Te Ngaru Paewhenua - Lithic Analysis
In the summer of 2019/2020, I recieved a Te Ngaru Paewhenua: The Landward Wave Science scholarship which funded me to work on a heritage project at the University of Otago.
My goal was to continue previous research with the Department of Computer Science and the Department of Archaeology which looked at Māori tools made from pakohe/argillite. Ngāti Kuia, a tribe/iwi based in the Nelson-Marlborough region where pakohe was common, traded the ideal tool-making material to other iwi and pākehā around Aotearoa. The main archaeological evidence consists of debitage – stone flakes removed during tool manufacture. My project was to develop automated tools for the analysis of these flakes in situ.

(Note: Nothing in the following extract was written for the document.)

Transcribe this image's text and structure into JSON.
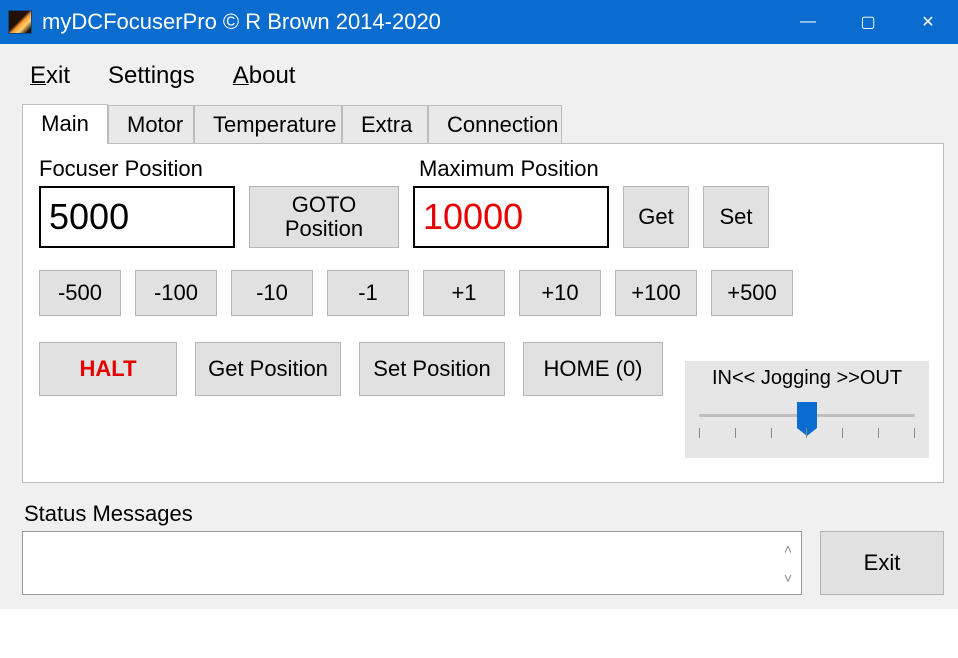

A big thank you to Dr. Steven Mills who supervised me for this project. Much of this project was a continuation of two papers:
- H. Bennani, S. Mills, R. Walter and K. Greig, “Photogrammetric debitage analysis: Measuring Maori toolmaking evidence,” 2017 International Conference on Image and Vision Computing New Zealand (IVCNZ), Christchurch, 2017, pp. 1-6, doi: 10.1109/IVCNZ.2017.8402463.
- F. Petrie, S. Mills, H. Bennani, R. Walter and K. Greig, “Stitching Partial 3D Models with an Application to Modelling Stone Flakes,” 2019 International Conference on Image and Vision Computing New Zealand (IVCNZ), Dunedin, New Zealand, 2019, pp. 1-5, doi: 10.1109/IVCNZ48456.2019.8961032.

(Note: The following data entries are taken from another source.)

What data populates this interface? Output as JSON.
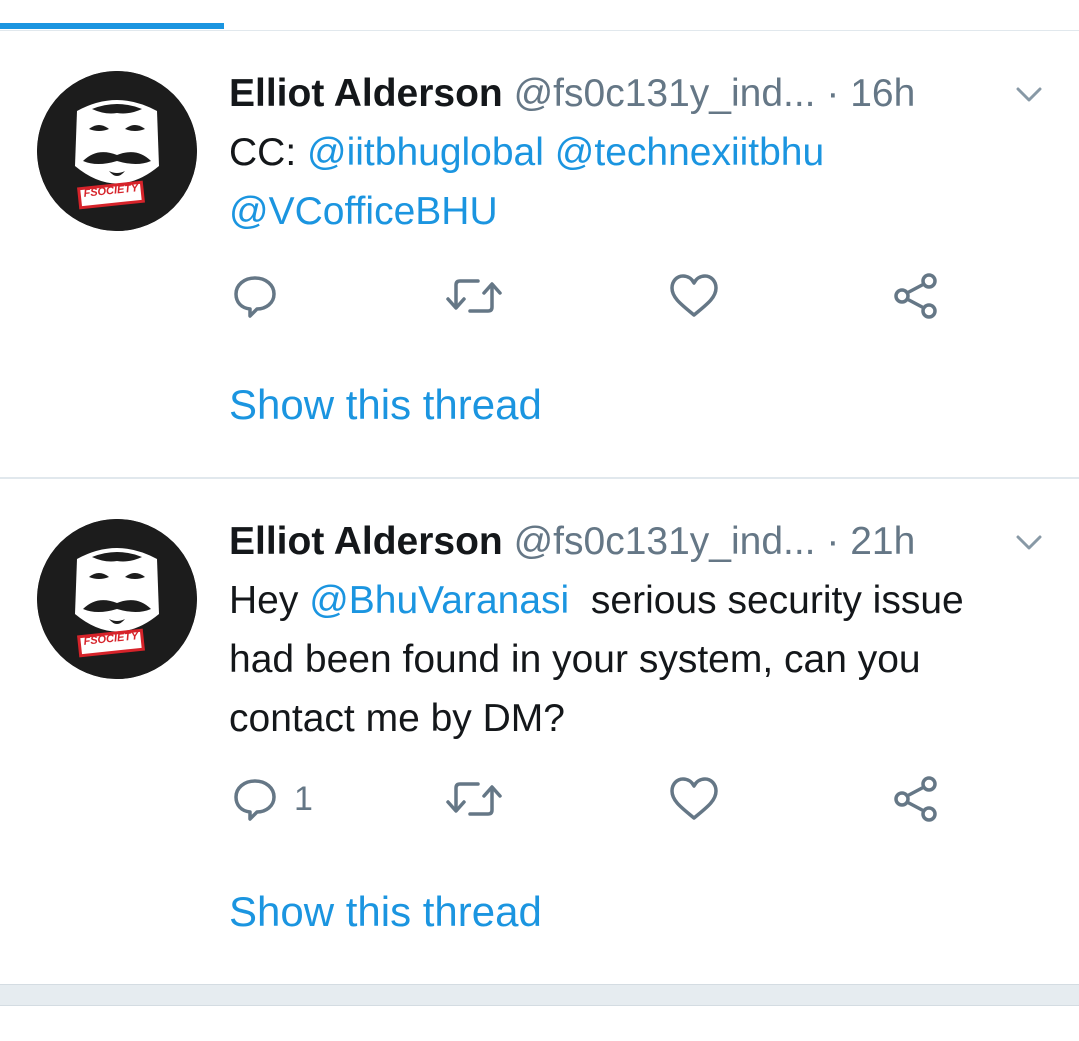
{
  "tweets": [
    {
      "author_name": "Elliot Alderson",
      "handle": "@fs0c131y_ind...",
      "separator": " · ",
      "time": "16h",
      "avatar_label": "FSOCIETY",
      "body": [
        {
          "text": "CC: ",
          "mention": false
        },
        {
          "text": "@iitbhuglobal",
          "mention": true
        },
        {
          "text": " ",
          "mention": false
        },
        {
          "text": "@technexiitbhu",
          "mention": true
        },
        {
          "text": " ",
          "mention": false
        },
        {
          "text": "@VCofficeBHU",
          "mention": true
        }
      ],
      "reply_count": "",
      "show_thread": "Show this thread"
    },
    {
      "author_name": "Elliot Alderson",
      "handle": "@fs0c131y_ind...",
      "separator": " · ",
      "time": "21h",
      "avatar_label": "FSOCIETY",
      "body": [
        {
          "text": "Hey ",
          "mention": false
        },
        {
          "text": "@BhuVaranasi",
          "mention": true
        },
        {
          "text": "  serious security issue had been found in your system, can you contact me by DM?",
          "mention": false
        }
      ],
      "reply_count": "1",
      "show_thread": "Show this thread"
    }
  ],
  "icons": {
    "reply": "reply-icon",
    "retweet": "retweet-icon",
    "like": "heart-icon",
    "share": "share-icon",
    "menu": "chevron-down-icon"
  },
  "colors": {
    "accent": "#1b95e0",
    "text": "#14171a",
    "secondary": "#657786",
    "icon": "#657786",
    "divider": "#e1e8ed"
  }
}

Thanks to the researchers who worked on these papers, I was provided with all of the original source code, which made progress straight forward.
In the first few weeks, I focused on becoming comfortable with photogrammetry (creating digital 3D models from a collection of 2D photos), implementing some common statistical analysis tools, and to become proficcient at manipulating the 3D models using Python.

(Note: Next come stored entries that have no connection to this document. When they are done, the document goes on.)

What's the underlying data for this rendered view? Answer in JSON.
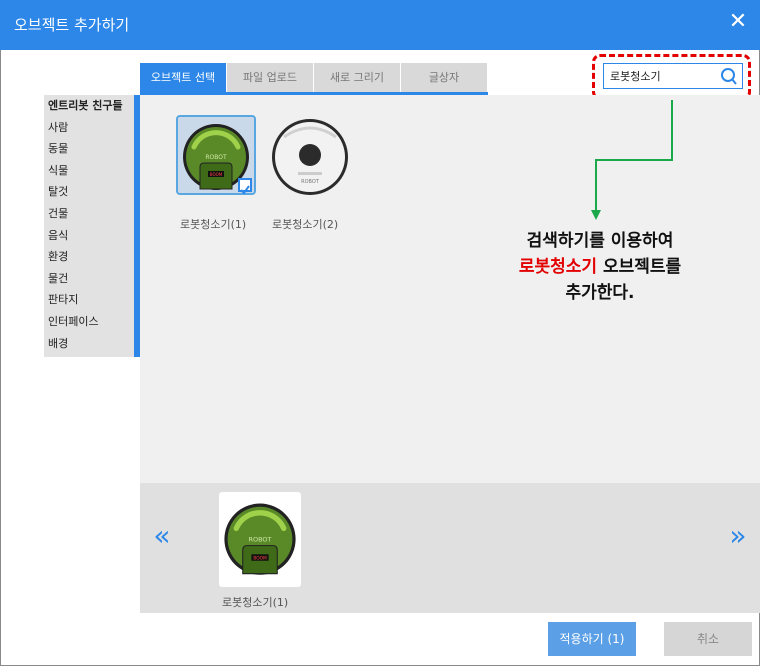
{
  "dialog": {
    "title": "오브젝트 추가하기",
    "close_label": "✕"
  },
  "tabs": [
    {
      "label": "오브젝트 선택",
      "active": true
    },
    {
      "label": "파일 업로드",
      "active": false
    },
    {
      "label": "새로 그리기",
      "active": false
    },
    {
      "label": "글상자",
      "active": false
    }
  ],
  "search": {
    "value": "로봇청소기",
    "placeholder": ""
  },
  "sidebar": {
    "items": [
      {
        "label": "엔트리봇 친구들"
      },
      {
        "label": "사람"
      },
      {
        "label": "동물"
      },
      {
        "label": "식물"
      },
      {
        "label": "탈것"
      },
      {
        "label": "건물"
      },
      {
        "label": "음식"
      },
      {
        "label": "환경"
      },
      {
        "label": "물건"
      },
      {
        "label": "판타지"
      },
      {
        "label": "인터페이스"
      },
      {
        "label": "배경"
      }
    ]
  },
  "objects": [
    {
      "label": "로봇청소기(1)",
      "selected": true,
      "logo": "ROBOT",
      "display": "BOOM"
    },
    {
      "label": "로봇청소기(2)",
      "selected": false,
      "logo": "ROBOT"
    }
  ],
  "annotation": {
    "line1": "검색하기를 이용하여",
    "line2_red": "로봇청소기",
    "line2_rest": " 오브젝트를",
    "line3": "추가한다."
  },
  "selected_tray": {
    "items": [
      {
        "label": "로봇청소기(1)",
        "logo": "ROBOT",
        "display": "BOOM"
      }
    ],
    "prev_icon": "«",
    "next_icon": "»"
  },
  "footer": {
    "apply_label": "적용하기 (1)",
    "cancel_label": "취소"
  },
  "colors": {
    "accent": "#2c87e8",
    "highlight": "#e20000",
    "callout_arrow": "#1aa84a",
    "robot_green": "#5a8a28"
  }
}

One can create a 3D model of pretty much anything. All you need is a lot of high quality photos.
I gained confidence in manipulating 3D models, I understood once unfamiliar mathematical concepts and I was then ready to begin developing the stone tools processing pipeline.
Step 1: capture photos of subject
Step 2: examine the resulting 3D model
Step 3: process the 3D model
The original stone processing software was built in C++ and featured some Matlab scripts. It wasn’t managed by one central application, had no instructions, and had lots of steps. I scrapped the old software and programmed the stone processing pipeline from scratch using the Python programming language.
https://github.com/rmyj/stonetoolprocessing
In the stone processing tools pipeline, I implemented statistical techniques such as RANSAC, PCA and k-means clustering to process the data into a tidier form.
Step 4: tidy the 3D model for further processing
From the tidy data, I was able to use principal component analysis to make several measurements useful to archaeologists: the maximum dimension (A), percussion length (B), maximum length (C), maximum width (D), and maximum thickness (E). These measurements are used by archaeologists to make inferences about the debitage site.
Step 5: for each of the flakes as a 3D model, measure each dimension
Conclusion
After we had a functional pipeline, we could compare the performance of the old and the new. To do this, we compared the sum of squared absolute errors of all five measurements for each flake and the new pipeline showed less error when compared to old software. We are happy with this resutlt and the improvement can likely be explained by improvements in the underlying photogrammetry software, and the fact that we used different techniques to measure the 3D flakes.